We found two other combination studies reported at ESMO noteworthy.  The first, Pfizer’s Phase 3 PALOMA-3 trial combining Ibrance (palbociclib), their CKD 4/6 inhibitor, with fulvestrant in second line HR+ / HER2- breast cancer reported survival data for the first time. The combination therapy provided an overall survival benefit of 6.5 months over fulvestrant alone – an outcome that was less than statistically significant, although Pfizer said the trial was not designed to show significance against that endpoint.
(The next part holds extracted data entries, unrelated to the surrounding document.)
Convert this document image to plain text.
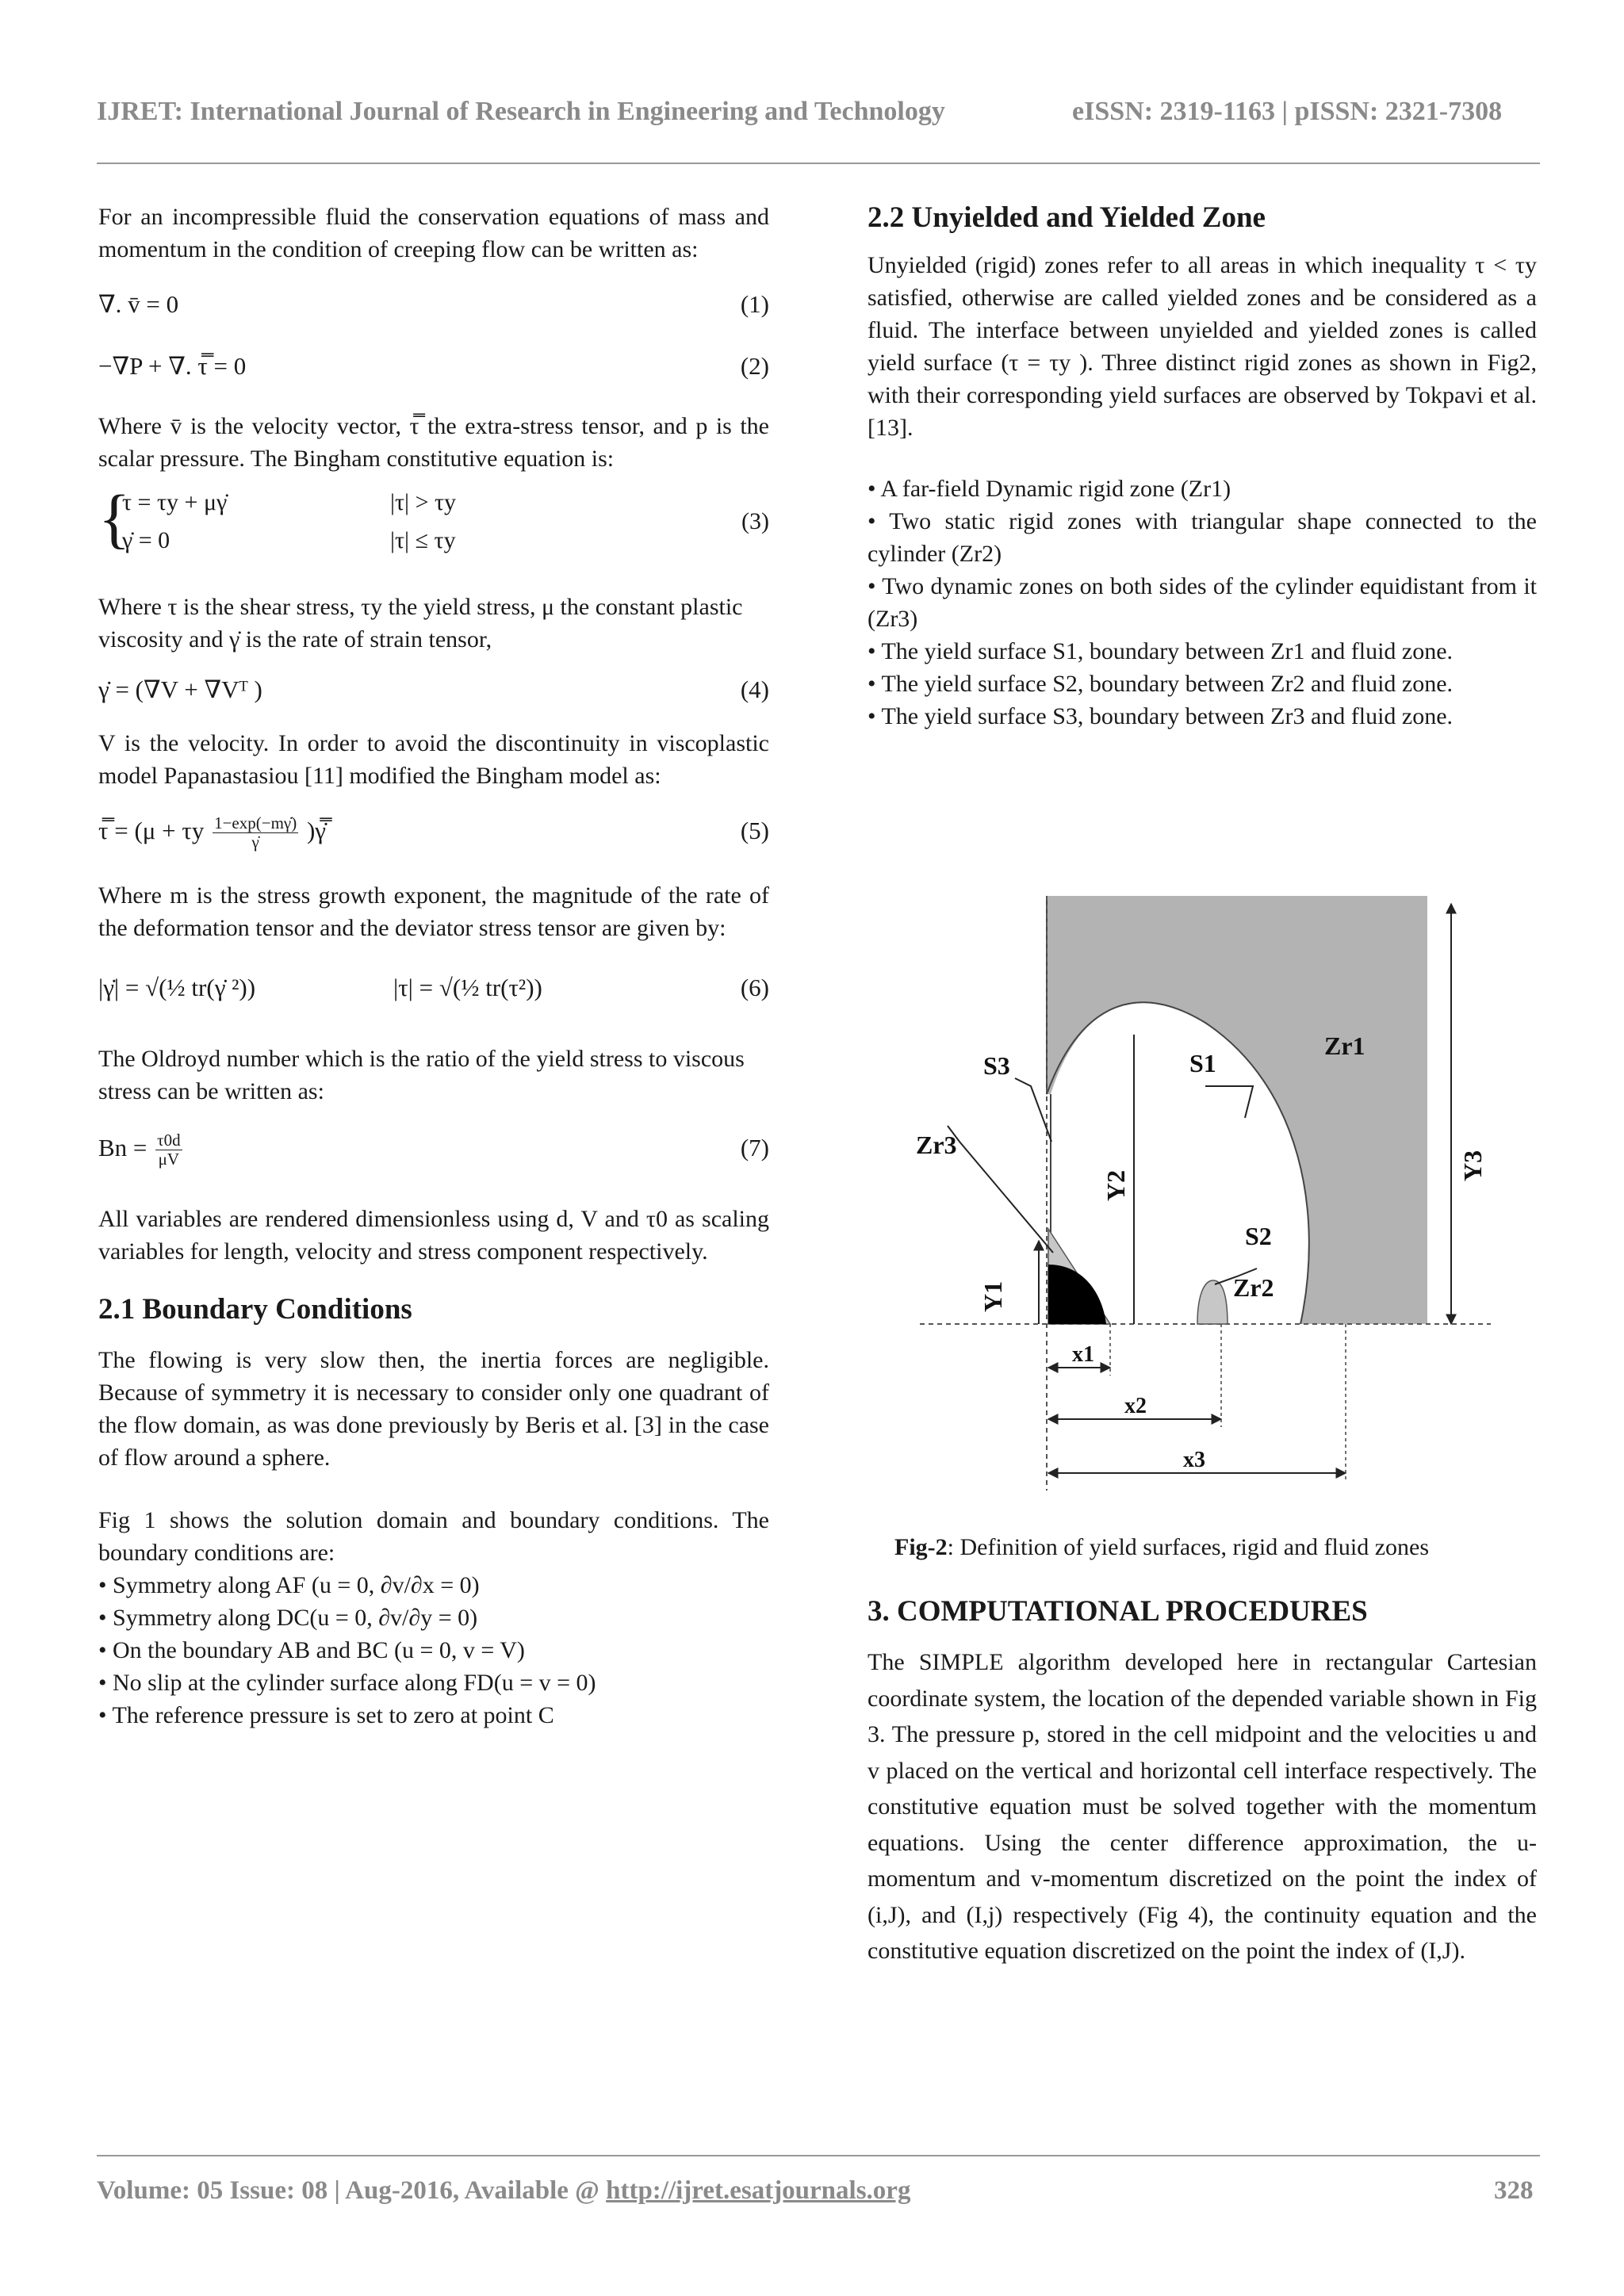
IJRET: International Journal of Research in Engineering and Technology	eISSN: 2319-1163 | pISSN: 2321-7308

For an incompressible fluid the conservation equations of mass and momentum in the condition of creeping flow can be written as:

∇. v̄ = 0	(1)
−∇P + ∇. τ̿ = 0	(2)

Where v̄ is the velocity vector, τ̿ the extra-stress tensor, and p is the scalar pressure. The Bingham constitutive equation is:

{
τ = τy + μγ̇	|τ| > τy
γ̇ = 0	|τ| ≤ τy
(3)

Where τ is the shear stress, τy the yield stress, μ the constant plastic viscosity and γ̇ is the rate of strain tensor,

γ̇ = (∇V + ∇Vᵀ )	(4)

V is the velocity. In order to avoid the discontinuity in viscoplastic model Papanastasiou [11] modified the Bingham model as:

τ̿ = (μ + τy $\frac{1-\exp(-m\gammȧ)}{\gammȧ}$ )γ̿̇	(5)

Where m is the stress growth exponent, the magnitude of the rate of the deformation tensor and the deviator stress tensor are given by:

|γ̇| = √(½ tr(γ̇ ²))	|τ| = √(½ tr(τ²))	(6)

The Oldroyd number which is the ratio of the yield stress to viscous stress can be written as:

$Bn = \frac{\tau 0d}{\mu V}$	(7)

All variables are rendered dimensionless using d, V and τ0 as scaling variables for length, velocity and stress component respectively.

2.1 Boundary Conditions

The flowing is very slow then, the inertia forces are negligible. Because of symmetry it is necessary to consider only one quadrant of the flow domain, as was done previously by Beris et al. [3] in the case of flow around a sphere.

Fig 1 shows the solution domain and boundary conditions. The boundary conditions are:

• Symmetry along AF (u = 0, ∂v/∂x = 0)

• Symmetry along DC(u = 0, ∂v/∂y = 0)

• On the boundary AB and BC (u = 0, v = V)

• No slip at the cylinder surface along FD(u = v = 0)

• The reference pressure is set to zero at point C

2.2 Unyielded and Yielded Zone

Unyielded (rigid) zones refer to all areas in which inequality τ < τy satisfied, otherwise are called yielded zones and be considered as a fluid. The interface between unyielded and yielded zones is called yield surface (τ = τy ). Three distinct rigid zones as shown in Fig2, with their corresponding yield surfaces are observed by Tokpavi et al. [13].

• A far-field Dynamic rigid zone (Zr1)

• Two static rigid zones with triangular shape connected to the cylinder (Zr2)

• Two dynamic zones on both sides of the cylinder equidistant from it (Zr3)

• The yield surface S1, boundary between Zr1 and fluid zone.

• The yield surface S2, boundary between Zr2 and fluid zone.

• The yield surface S3, boundary between Zr3 and fluid zone.

S3	S1
Zr1
Zr3
S2
Zr2
x1
x2
x3
Y2
Y3
Y1
Fig-2: Definition of yield surfaces, rigid and fluid zones
3. COMPUTATIONAL PROCEDURES

The SIMPLE algorithm developed here in rectangular Cartesian coordinate system, the location of the depended variable shown in Fig 3. The pressure p, stored in the cell midpoint and the velocities u and v placed on the vertical and horizontal cell interface respectively. The constitutive equation must be solved together with the momentum equations. Using the center difference approximation, the u-momentum and v-momentum discretized on the point the index of (i,J), and (I,j) respectively (Fig 4), the continuity equation and the constitutive equation discretized on the point the index of (I,J).

Volume: 05 Issue: 08 | Aug-2016, Available @ http://ijret.esatjournals.org	328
Instead, the primary endpoint of the trial was median progression-free survival, where Pfizer reported that the combination therapy offered 11.2 months of PFS versus the 4.6 months of PFS with fulvestrant plus placebo.

 

The SOLAR-1 trial from Novartis reported Phase 3 results in patients with endocrine-resistant advanced or metastatic breast cancer showing BYL719 (alpelisib), the company’s alpha-specific PI3K inhibitor, plus fulvestrant reduced the risk of death or disease progression by 35% over fulvestrant plus placebo.  Progression-free survival was nearly doubled in some patients, with median PFS reaching 11 months compared to 5.7 months for fulvestrant alone.